>I’ve recently taken up screencasting to aid in my teaching. I started with a fully online class I taught last fall and I’m planning to do a lot more of it in an in-person class this spring.
I use free software on windows machines (Camstudio) that can record a portion of screen while also recording your voice. It saves the movie as an .avi file (ugh) but then I upload it to google video and they turn it into a flash movie (just like youtube). A few cool things about how I’m using it:
- You can set the software to have the region being recorded follow your mouse around.
- You can highlight your mouse so it’s easier to see.
- Google Video does not have a limit on either file size or total number of files uploaded
- Google Video has a desktop uploader so you can upload a bunch at a time
- Google Video allows you to set the movie as private so only those you give the address to can see it.
In this post I’ll talk about how I used it in the fully online class and in a future post I’ll talk about how I plan to use it for an in-person class.

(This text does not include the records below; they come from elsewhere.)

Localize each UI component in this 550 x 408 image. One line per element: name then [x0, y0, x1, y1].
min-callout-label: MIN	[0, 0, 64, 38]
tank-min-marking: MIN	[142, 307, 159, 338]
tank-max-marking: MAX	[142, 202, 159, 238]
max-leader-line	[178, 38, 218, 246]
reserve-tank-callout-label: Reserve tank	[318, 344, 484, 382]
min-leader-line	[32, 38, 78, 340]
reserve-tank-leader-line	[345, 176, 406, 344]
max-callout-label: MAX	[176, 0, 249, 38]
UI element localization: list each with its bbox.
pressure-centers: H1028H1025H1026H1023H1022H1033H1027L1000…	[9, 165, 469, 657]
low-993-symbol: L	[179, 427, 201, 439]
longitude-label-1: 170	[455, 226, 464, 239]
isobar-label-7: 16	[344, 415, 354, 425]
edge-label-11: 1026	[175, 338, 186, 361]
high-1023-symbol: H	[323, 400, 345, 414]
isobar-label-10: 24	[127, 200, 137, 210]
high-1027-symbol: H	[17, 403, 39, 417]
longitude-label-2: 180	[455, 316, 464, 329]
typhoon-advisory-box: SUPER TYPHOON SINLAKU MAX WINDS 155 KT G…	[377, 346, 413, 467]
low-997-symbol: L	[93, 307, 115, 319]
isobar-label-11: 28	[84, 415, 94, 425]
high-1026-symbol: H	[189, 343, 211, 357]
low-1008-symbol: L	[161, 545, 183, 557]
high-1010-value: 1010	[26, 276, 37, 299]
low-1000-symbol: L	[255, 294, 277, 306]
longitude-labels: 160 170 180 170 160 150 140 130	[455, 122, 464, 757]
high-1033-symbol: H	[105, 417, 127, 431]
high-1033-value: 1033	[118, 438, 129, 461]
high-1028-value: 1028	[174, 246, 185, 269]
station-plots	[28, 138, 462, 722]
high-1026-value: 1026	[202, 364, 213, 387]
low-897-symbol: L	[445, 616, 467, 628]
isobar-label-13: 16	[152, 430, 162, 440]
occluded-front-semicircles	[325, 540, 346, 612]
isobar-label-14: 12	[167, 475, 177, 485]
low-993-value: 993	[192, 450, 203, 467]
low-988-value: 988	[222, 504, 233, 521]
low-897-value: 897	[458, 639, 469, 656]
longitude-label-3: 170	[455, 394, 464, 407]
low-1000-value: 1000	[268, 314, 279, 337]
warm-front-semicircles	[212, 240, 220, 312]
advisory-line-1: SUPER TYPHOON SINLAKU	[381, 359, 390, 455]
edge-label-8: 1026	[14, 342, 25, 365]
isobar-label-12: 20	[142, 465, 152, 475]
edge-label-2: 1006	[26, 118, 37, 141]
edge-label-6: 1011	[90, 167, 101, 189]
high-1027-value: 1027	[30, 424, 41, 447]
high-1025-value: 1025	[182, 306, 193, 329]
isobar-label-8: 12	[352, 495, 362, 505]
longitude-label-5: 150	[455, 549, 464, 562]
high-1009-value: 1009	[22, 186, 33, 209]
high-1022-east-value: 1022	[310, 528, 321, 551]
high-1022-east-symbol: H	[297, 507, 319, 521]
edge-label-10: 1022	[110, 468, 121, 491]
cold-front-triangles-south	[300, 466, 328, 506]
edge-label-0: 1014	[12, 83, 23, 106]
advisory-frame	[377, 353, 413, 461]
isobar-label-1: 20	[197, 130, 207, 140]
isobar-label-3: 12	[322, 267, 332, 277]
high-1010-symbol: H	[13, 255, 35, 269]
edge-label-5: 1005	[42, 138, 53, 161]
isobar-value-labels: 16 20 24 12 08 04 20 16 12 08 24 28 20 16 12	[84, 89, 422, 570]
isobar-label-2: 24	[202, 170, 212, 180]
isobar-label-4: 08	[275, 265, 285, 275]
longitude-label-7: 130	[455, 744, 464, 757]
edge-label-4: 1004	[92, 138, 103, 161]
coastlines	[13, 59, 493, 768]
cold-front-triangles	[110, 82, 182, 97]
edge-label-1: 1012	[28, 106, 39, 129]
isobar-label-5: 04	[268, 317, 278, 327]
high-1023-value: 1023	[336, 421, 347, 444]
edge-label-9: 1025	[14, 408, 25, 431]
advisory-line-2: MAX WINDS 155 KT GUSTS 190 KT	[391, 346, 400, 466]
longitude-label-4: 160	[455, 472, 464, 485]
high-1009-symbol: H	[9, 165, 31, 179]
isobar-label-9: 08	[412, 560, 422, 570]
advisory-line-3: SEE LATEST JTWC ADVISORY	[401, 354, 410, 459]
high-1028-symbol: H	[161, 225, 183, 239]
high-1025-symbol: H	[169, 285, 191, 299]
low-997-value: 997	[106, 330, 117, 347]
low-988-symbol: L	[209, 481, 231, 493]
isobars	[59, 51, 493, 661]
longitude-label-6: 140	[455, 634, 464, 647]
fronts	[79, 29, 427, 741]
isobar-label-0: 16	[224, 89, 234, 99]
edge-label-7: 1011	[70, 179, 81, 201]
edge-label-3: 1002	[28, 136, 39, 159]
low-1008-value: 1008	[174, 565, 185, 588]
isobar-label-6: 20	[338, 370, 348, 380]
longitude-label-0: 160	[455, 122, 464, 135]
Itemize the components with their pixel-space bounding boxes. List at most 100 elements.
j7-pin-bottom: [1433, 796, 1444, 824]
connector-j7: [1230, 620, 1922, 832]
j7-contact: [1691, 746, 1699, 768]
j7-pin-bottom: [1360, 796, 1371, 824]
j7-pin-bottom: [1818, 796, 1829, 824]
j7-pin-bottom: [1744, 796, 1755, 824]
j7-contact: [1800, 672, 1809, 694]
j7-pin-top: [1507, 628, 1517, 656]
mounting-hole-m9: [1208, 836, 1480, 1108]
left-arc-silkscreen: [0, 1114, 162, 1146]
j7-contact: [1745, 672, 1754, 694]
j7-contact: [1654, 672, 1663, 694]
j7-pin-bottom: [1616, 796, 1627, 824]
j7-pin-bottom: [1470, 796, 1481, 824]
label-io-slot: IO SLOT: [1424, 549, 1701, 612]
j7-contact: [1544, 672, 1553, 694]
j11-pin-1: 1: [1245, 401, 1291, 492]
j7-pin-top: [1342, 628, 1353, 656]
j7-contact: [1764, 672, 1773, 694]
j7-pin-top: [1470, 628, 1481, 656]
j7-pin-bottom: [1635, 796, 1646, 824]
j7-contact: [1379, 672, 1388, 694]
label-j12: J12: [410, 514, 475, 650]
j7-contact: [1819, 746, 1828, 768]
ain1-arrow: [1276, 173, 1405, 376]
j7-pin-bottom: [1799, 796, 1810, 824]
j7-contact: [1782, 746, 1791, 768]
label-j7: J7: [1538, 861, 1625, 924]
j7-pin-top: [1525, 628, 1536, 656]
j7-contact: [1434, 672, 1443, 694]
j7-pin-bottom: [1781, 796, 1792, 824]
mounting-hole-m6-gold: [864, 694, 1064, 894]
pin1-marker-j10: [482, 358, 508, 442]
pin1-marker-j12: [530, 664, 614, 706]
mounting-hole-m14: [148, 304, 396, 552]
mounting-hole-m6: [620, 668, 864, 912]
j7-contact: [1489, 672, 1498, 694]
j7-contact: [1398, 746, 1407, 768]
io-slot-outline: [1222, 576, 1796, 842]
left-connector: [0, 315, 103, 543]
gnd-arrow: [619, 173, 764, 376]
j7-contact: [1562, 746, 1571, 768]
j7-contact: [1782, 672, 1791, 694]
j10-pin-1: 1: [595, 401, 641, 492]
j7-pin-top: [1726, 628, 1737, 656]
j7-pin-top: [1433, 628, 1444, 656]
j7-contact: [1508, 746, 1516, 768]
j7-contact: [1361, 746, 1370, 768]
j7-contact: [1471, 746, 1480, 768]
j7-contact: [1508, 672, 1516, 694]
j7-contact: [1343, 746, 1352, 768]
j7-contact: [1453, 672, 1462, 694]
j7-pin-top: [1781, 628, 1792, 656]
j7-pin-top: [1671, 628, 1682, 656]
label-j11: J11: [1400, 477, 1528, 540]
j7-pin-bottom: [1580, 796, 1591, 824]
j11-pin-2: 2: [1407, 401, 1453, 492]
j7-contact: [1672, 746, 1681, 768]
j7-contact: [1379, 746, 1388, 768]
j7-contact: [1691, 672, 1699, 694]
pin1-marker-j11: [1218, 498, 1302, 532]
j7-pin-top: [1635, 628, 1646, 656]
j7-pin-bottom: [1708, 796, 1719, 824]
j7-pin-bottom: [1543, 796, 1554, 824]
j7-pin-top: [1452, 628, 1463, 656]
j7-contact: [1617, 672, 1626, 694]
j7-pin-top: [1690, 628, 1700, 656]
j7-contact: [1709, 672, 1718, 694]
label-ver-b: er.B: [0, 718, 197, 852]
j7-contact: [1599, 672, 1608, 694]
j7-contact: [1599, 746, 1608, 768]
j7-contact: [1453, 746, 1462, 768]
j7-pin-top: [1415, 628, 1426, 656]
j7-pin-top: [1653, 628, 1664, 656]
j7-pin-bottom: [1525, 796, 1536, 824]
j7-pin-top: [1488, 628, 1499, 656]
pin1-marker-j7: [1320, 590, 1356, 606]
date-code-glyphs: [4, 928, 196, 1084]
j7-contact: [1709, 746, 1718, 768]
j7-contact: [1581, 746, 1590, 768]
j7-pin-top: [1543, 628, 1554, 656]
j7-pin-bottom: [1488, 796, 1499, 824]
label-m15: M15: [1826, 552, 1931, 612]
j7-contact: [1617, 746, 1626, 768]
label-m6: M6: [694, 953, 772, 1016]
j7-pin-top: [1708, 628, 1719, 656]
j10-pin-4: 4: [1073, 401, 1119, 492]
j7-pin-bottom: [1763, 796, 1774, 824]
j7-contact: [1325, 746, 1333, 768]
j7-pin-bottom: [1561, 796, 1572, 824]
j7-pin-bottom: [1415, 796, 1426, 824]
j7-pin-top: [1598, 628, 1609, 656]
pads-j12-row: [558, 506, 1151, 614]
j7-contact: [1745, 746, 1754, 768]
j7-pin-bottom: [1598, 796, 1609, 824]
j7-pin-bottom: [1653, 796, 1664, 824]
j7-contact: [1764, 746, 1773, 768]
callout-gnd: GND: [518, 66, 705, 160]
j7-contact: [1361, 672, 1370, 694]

In my online class I set up groups that work on hints for the rest of the class on single homework problems. I provide for them the solution to that problem and a screencast of the solution. I simply pull up the pdf scanned copy of the solution and record my voice describing the calculations while pointing at the appropriate sketch/equation/description. The students tell me that they learn much more from that than simply reading the solution as sometimes I’m a little terse with my descriptions and often I skip (trivial?) algebraic steps.
Each week we cover a chapter in the text. Before the week starts I type up my notes on what I call a Daily outline (here’s an example). That system allows me to easily typeset equations, put in Mathematica calculations (that are adjustable on the fly!) and link to any animations I’ve made. I also put in links to other cool descriptions. Then I make a screencast of the page (see below for that same example) where I can fill in the details and walk the students through any external links.